For children 18 and under, FUTA (federal unemployment tax) is also exempt. For children under 21, FUTA is exempt if you're a parent employer.

Roth IRA: The Bonus Move

Your child now has earned income, which allows contributions to a Roth IRA.

A child can contribute up to the lesser of their earned income or the annual IRA limit ($7,000 for 2025) to a Roth IRA. The parents can fund the Roth with their own money as long as the contribution doesn't exceed the child's earned income.

Roth IRA money grows tax-free. A $7,000 contribution at age 12 has around 60 years to compound before retirement.

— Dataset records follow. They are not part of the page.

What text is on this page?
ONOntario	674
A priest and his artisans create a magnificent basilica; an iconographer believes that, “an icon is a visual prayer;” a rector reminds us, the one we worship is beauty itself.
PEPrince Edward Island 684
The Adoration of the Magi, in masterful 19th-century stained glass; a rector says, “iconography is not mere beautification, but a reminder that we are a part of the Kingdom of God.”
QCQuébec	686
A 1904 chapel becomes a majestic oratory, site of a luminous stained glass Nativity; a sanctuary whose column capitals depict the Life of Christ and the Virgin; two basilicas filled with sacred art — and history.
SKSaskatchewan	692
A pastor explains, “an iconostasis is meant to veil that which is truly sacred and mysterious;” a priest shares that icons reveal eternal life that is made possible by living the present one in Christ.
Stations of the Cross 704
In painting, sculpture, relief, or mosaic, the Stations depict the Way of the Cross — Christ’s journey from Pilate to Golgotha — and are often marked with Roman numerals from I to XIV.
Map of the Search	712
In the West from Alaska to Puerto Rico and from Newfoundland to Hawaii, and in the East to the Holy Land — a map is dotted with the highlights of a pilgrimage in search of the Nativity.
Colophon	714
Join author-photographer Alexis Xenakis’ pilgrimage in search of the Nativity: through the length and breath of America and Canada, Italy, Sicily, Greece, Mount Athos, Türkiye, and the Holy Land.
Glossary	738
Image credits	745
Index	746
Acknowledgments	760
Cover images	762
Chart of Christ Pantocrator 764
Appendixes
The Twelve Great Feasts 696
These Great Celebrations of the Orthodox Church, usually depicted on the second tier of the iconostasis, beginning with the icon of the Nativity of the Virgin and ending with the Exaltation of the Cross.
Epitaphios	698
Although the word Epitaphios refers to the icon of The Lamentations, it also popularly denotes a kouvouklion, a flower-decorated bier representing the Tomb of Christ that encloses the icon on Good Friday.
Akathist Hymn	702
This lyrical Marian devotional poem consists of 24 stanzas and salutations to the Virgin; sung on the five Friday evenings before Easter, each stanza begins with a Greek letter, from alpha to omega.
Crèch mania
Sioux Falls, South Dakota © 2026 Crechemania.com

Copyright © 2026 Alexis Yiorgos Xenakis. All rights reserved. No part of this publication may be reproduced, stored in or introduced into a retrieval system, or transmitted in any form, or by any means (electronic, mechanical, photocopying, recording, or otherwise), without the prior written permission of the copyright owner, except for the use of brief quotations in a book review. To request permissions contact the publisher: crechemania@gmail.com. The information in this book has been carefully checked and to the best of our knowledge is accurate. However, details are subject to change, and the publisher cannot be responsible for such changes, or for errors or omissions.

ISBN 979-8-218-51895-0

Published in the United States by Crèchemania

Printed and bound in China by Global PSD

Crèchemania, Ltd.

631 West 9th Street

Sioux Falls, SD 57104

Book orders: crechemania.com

The full play: pay your child $15,750, they pay zero income tax, you deduct it from your business income, and contribute some of those wages to a Roth IRA that will be worth a small fortune in 2070.

What the IRS Looks For

The IRS knows this strategy exists and auditors look for these red flags:

  • Wages that seem impossibly high for the child's age and actual duties
  • No documentation of hours worked or services performed
  • Wages paid to children not actually old enough to do the job
  • Payment by cash with no paper trail
  • No actual bank account in the child's name

Treat this like a real employment relationship because it is one. The documentation requirement is the cost of the strategy.

What If You Have an S-Corp?

The FICA exemption doesn't apply to S-corporations. Your child's wages would be subject to Social Security and Medicare taxes like any other employee. The income shifting still works, but you lose the FICA savings that make the strategy especially attractive.

At lower income levels, a sole proprietorship or LLC taxed as a sole prop may actually be the better structure for this reason.

The bottom line: if you have legitimate work your kids can do, a sole proprietorship or partnership, and you're willing to run it like a real job, this is one of the most favorable legal tax strategies in the code. The IRS wrote it in, not around.


Sources

FICA exemption applies only to sole proprietors and partnerships where both partners are parents. S-corps and C-corps do not qualify for the FICA exemption per IRC § 3121(b)(3)(A).